The first segment is shot at Gate's and one enthusiastic couple introduces me to a whole different way of looking at ribs.
"Have you ever seen a person take a rib and just suck the juice out a rib bone," says one Gates customer.
"I have," pipes up the woman next to him.
"You seen it baby? Yes..."
George Gates II is dynamic, painting a picture of Gates as a business that he was literally born to run. Gates opened in 1946 with the same barbecue sauce recipe that is used today. At the end of the segment, we meet Jen, who is married to an Arthur Bryant's fan. It's a rivalry painted with the same brush as the Yankees and Red Sox. Jen and her unnamed hubby will return later in the episode as judges.

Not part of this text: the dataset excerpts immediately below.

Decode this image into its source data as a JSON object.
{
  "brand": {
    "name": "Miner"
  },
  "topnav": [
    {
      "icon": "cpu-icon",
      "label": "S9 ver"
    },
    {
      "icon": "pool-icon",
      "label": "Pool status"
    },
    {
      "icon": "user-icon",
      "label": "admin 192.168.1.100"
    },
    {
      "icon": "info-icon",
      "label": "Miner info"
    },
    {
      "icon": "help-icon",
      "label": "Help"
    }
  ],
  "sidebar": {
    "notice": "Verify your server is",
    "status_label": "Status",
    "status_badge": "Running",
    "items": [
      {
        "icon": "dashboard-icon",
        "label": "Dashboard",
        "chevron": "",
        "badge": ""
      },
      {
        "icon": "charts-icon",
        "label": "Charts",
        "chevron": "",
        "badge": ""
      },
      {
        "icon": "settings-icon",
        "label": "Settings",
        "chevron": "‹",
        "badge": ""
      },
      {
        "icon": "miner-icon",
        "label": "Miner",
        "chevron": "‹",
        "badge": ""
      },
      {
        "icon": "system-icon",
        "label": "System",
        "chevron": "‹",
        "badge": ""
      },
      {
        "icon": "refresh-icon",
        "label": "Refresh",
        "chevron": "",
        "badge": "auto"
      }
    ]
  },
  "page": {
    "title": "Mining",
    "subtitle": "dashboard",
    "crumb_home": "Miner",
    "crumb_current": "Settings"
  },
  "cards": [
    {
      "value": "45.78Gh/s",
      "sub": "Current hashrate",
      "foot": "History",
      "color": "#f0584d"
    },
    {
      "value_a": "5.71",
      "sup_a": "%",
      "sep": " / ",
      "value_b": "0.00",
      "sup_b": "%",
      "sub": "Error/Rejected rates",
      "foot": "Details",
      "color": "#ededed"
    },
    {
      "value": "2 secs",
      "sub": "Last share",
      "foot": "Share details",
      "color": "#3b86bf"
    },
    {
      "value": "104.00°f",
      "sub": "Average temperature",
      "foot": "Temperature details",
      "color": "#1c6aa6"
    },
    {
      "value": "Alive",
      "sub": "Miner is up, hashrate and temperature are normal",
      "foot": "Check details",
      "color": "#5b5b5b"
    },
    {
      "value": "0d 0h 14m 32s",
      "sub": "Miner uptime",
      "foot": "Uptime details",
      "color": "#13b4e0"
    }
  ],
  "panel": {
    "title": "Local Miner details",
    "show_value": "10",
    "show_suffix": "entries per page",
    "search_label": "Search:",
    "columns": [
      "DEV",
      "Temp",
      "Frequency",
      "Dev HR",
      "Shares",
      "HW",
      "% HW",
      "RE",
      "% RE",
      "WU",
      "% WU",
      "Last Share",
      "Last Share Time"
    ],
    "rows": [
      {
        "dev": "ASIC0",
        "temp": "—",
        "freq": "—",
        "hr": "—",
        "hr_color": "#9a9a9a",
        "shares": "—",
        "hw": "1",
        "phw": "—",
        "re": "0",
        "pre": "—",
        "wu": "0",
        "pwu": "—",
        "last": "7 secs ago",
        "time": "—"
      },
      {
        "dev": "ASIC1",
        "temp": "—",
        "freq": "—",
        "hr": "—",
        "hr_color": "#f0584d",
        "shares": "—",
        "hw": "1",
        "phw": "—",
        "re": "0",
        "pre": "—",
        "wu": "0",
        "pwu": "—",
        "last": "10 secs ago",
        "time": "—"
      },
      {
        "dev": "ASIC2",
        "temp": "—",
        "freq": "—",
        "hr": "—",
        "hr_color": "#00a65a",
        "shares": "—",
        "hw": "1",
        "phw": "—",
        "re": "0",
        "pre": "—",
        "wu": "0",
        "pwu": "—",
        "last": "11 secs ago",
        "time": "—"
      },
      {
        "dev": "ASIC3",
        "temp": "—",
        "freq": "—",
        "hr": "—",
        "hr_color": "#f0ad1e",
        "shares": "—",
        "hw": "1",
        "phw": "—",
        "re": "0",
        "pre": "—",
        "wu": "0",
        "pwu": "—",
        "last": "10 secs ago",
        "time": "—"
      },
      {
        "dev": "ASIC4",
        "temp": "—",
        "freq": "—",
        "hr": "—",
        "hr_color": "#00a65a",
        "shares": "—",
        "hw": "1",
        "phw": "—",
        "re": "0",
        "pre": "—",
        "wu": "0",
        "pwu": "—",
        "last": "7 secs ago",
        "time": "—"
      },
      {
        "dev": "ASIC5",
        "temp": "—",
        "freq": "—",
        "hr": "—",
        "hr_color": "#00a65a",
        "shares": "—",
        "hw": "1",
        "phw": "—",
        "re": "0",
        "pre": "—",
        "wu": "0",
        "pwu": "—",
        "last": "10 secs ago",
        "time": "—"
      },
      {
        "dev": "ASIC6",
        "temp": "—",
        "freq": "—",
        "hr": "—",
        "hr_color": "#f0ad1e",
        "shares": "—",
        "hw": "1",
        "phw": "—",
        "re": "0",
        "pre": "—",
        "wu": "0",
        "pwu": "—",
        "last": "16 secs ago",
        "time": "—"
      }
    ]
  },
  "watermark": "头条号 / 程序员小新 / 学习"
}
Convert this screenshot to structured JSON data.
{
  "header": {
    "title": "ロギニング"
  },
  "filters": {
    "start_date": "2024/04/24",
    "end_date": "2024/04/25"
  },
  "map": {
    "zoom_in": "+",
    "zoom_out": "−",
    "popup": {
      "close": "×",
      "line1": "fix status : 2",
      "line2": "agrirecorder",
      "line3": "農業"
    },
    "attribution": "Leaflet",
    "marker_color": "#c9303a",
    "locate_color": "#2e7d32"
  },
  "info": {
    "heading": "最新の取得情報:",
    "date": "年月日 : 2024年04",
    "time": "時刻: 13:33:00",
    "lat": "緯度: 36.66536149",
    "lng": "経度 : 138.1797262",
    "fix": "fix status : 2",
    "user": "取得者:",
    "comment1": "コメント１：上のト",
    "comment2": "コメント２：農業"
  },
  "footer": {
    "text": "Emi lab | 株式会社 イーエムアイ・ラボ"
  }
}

Arthur Bryant's is profiled next, referred to as a "barbecue temple." Co-owner Gary Berbiglia talks about carrying forward barbecue history, since taking over the place from Arthur Bryant in 1982. The pork ribs get short shrift before there are glorious shots of the brisket being slowly cooked. And hey, we learn Jen's husband's name. It's Eric. And barbecue is apparently a marital tension.
The other three judges are introduced next and they are barbecue heavyweights. There's Carolyn Wells, executive director for the Kansas City Barbecue Society, Paul Kirk (the Baron of Barbecue), and Danan Hughes, a former wide receiver for the Kansas City Chiefs. The blindfolds are donned and the judges get to eating before a crowd holding signs inside the Negro Leagues Baseball Museum. Arthur Bryant's is the first plate out. The second plate is Gates.
Eric picks Arthur Bryant's, meaning he was able to taste the difference between a tomato-based and a vinegar-based sauce. Jen picked Gates. Danan found the meat tender and the sauce "very smooth" from Bryant's. Paul Kirk was up next and Arthur Bryant's was the victor after only four votes. Carolyn Wells was revealed via voiceover to also have selected Bryant's. Despite a commercial break and an attempt at a slow reveal, this one didn't have a lot of drama.
Gary Berbligia was gracious in the win.
"I'm very surprised at that. You could do it with five people tomorrow and it would four to one the other way. It's a plus for Kansas City. And it's a plus for Kansas City barbecue."